CORPORATE GOVERNANCE
A report on Corporate Governance as required under Regulation 34 of Listing Regulations read with Schedule V (Part C) forms part of this annual report.
MANAGEMENT DISCUSSION AND ANALYSIS REPORT
Report on Management discussion and analysis as required under Regulation 34 of Listing Regulations forms part of this Annual Report.
BUSINESS RESPONSIBILITY AND SUSTAINABILITY REPORT
Business Responsibility Report as Required under Regulation 34 of Listing Regulations read with Schedule V (Part B) forms part of this Annual Report.
ANNUAL RETURN
The annual return of the Company as required under the Companies Act, 2013 will be available on the website of the Company https:// ionexchangeglobal.com/investor-relation/annual-return/
SECRETARIAL AUDIT
Pursuant to the provisions of Section 204 of the Companies Act, 2013 and The Companies (Appointment and Remuneration of Managerial Personnel) Rules, 2014, the Company has appointed M/s. GMJ & Associates, a firm of Company Secretaries in Practice to undertake the Secretarial Audit of the Company. The Secretarial Audit Report is annexed herewith as “Annexure I”.

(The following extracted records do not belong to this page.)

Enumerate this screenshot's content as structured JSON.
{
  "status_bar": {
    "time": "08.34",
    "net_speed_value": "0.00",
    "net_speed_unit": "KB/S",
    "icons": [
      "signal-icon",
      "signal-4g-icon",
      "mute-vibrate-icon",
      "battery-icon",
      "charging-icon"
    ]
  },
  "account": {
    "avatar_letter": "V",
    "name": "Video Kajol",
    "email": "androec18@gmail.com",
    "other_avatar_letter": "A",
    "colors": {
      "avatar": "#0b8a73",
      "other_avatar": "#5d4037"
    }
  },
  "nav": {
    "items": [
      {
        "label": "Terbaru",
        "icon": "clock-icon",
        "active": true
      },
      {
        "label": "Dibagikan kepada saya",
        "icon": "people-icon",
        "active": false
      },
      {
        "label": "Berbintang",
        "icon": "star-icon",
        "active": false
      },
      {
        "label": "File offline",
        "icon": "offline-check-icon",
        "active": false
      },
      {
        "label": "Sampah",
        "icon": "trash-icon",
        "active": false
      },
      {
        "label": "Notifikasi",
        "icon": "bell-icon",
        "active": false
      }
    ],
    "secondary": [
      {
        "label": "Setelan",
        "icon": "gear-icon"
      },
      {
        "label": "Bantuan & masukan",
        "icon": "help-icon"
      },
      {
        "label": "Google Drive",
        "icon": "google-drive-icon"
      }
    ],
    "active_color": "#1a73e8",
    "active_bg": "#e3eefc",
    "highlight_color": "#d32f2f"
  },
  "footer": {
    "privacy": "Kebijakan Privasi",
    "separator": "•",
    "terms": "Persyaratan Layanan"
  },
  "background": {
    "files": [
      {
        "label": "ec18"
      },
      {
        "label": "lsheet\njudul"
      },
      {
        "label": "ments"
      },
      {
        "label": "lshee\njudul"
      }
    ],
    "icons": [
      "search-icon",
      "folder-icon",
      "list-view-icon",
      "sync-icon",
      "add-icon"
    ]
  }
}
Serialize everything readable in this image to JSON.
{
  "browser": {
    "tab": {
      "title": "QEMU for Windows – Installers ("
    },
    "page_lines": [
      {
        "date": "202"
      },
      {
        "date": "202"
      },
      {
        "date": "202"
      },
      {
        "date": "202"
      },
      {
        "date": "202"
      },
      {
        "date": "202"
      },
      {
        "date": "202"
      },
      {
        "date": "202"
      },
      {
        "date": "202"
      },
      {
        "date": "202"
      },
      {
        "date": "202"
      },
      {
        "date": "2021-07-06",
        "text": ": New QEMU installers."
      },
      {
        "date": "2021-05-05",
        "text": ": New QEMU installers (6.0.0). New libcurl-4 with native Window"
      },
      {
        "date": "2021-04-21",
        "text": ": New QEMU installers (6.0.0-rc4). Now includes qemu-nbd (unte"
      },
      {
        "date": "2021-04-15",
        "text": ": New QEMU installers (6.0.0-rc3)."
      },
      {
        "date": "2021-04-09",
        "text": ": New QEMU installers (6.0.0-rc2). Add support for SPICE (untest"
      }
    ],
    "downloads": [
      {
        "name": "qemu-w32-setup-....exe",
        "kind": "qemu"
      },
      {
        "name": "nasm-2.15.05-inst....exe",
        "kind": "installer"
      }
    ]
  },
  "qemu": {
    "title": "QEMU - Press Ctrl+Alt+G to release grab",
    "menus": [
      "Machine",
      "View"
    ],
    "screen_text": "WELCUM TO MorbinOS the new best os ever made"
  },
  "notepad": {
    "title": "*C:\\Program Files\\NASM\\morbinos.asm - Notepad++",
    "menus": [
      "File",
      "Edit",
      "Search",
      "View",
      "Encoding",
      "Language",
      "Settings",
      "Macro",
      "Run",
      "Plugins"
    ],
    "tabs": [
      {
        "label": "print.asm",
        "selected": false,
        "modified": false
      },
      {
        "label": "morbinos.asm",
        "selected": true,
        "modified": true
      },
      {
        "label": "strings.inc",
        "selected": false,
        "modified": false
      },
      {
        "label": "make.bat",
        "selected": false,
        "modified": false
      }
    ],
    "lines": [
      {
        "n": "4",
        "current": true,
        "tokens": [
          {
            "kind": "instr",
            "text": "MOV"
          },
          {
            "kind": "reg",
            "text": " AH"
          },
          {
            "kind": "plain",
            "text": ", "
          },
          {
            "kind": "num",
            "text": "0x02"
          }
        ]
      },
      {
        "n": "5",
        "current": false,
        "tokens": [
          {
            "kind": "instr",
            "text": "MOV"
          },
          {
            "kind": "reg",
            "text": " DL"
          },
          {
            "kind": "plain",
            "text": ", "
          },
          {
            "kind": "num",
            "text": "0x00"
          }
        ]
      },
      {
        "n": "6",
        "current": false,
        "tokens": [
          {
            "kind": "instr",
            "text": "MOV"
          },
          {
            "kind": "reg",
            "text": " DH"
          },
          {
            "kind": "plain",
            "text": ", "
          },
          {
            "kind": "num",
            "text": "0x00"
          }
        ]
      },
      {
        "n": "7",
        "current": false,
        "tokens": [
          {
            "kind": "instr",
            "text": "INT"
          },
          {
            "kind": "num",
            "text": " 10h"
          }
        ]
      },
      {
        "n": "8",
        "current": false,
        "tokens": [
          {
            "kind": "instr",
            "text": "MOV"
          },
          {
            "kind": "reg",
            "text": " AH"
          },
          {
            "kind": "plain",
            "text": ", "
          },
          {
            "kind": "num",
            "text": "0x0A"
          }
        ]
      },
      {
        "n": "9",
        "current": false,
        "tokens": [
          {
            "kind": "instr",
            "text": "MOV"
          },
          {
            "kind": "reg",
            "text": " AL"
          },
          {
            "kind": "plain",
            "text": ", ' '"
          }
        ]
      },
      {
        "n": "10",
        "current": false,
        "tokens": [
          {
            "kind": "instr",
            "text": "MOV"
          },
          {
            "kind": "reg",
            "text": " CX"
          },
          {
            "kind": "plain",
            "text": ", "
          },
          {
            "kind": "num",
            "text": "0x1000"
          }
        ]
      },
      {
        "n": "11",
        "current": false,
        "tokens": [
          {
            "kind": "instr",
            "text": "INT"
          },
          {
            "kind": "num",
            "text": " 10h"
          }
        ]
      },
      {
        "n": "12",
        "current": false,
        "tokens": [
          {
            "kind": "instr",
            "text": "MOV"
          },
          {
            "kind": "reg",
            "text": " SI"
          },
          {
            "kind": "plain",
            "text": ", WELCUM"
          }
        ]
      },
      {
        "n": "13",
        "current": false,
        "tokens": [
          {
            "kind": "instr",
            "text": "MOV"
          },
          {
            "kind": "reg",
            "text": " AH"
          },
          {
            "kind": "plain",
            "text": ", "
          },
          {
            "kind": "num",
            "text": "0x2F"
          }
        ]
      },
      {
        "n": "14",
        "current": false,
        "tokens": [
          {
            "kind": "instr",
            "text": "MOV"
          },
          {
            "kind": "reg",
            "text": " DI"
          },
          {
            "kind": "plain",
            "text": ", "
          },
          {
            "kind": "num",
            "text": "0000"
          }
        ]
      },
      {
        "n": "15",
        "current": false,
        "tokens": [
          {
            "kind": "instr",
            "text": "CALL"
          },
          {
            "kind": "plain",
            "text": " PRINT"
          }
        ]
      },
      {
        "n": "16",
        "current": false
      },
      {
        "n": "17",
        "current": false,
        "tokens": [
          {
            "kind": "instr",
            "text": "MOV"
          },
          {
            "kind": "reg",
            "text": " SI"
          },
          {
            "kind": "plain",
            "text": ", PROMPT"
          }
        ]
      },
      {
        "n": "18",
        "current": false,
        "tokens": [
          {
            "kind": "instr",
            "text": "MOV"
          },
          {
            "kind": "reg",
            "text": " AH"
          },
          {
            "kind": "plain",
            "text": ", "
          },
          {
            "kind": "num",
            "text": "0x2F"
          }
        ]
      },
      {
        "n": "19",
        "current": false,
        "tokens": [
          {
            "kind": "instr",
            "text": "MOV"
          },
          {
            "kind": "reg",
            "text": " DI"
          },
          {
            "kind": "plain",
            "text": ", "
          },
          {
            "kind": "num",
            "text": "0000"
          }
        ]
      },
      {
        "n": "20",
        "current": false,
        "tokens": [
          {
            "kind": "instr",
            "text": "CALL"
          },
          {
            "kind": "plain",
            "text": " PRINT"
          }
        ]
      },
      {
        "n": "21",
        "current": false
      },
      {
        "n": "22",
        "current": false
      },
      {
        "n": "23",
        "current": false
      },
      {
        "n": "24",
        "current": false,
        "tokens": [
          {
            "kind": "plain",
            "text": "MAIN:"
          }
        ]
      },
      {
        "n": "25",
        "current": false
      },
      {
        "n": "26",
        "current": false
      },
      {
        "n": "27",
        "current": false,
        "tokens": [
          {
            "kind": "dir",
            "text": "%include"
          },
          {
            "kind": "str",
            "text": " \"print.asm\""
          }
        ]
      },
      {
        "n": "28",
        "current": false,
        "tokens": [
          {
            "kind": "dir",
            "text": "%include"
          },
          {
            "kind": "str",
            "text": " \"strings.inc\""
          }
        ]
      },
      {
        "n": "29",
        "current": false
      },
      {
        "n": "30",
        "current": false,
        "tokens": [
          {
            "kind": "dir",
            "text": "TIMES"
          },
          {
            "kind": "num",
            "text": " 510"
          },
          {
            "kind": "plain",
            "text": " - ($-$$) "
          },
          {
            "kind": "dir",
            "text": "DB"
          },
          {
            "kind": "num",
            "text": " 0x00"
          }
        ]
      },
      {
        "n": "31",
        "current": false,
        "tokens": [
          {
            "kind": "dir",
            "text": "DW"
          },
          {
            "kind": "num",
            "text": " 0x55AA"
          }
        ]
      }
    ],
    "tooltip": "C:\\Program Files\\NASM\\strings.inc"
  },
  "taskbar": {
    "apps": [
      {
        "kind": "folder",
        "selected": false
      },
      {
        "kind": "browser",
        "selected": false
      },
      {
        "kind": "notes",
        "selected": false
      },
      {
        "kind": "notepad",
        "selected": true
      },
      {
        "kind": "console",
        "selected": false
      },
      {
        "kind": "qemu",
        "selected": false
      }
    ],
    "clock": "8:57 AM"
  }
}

CORPORATE SOCIAL RESPONSIBILITY (CSR)
As a part of its initiative under the “Corporate Social Responsibility” (CSR) drive, the Company has undertaken projects in the areas of environment, education and safe drinking water. These projects are in accordance with Schedule VII of the Companies Act, 2013 and the Company's CSR Policy. The Report on CSR activities as required under Companies (Corporate Social Responsibility Policy) Rules, 2014 is set out as “Annexure II” forming part of this report.
CONSERVATION OF ENERGY, TECHNOLOGY ABSORPTION, FOREIGN EXCHANGE EARNINGS & OUTGO
Information in accordance with Section 134(3)(m) of the Companies Act 2013 read with the Companies (Accounts) Rules, 2014 and forming part of this Report for the year ended 31st March, 2024 is given in “Annexure IN”.
COMPLIANCE WITH SECRETARIAL STANDARDS
The Board of Directors of the company hereby confirm that, during the period under review the company has complied with the provisions of the Secretarial Standards issued by the Institute of Company Secretaries of India (ICSI).
ACKNOWLEDGEMENTS
Your Board conveys its deep appreciation of the co-operation extended by customers, suppliers, banks, financial institutions, contribution made by employees for the company's growth, shareholders and fixed deposit holders.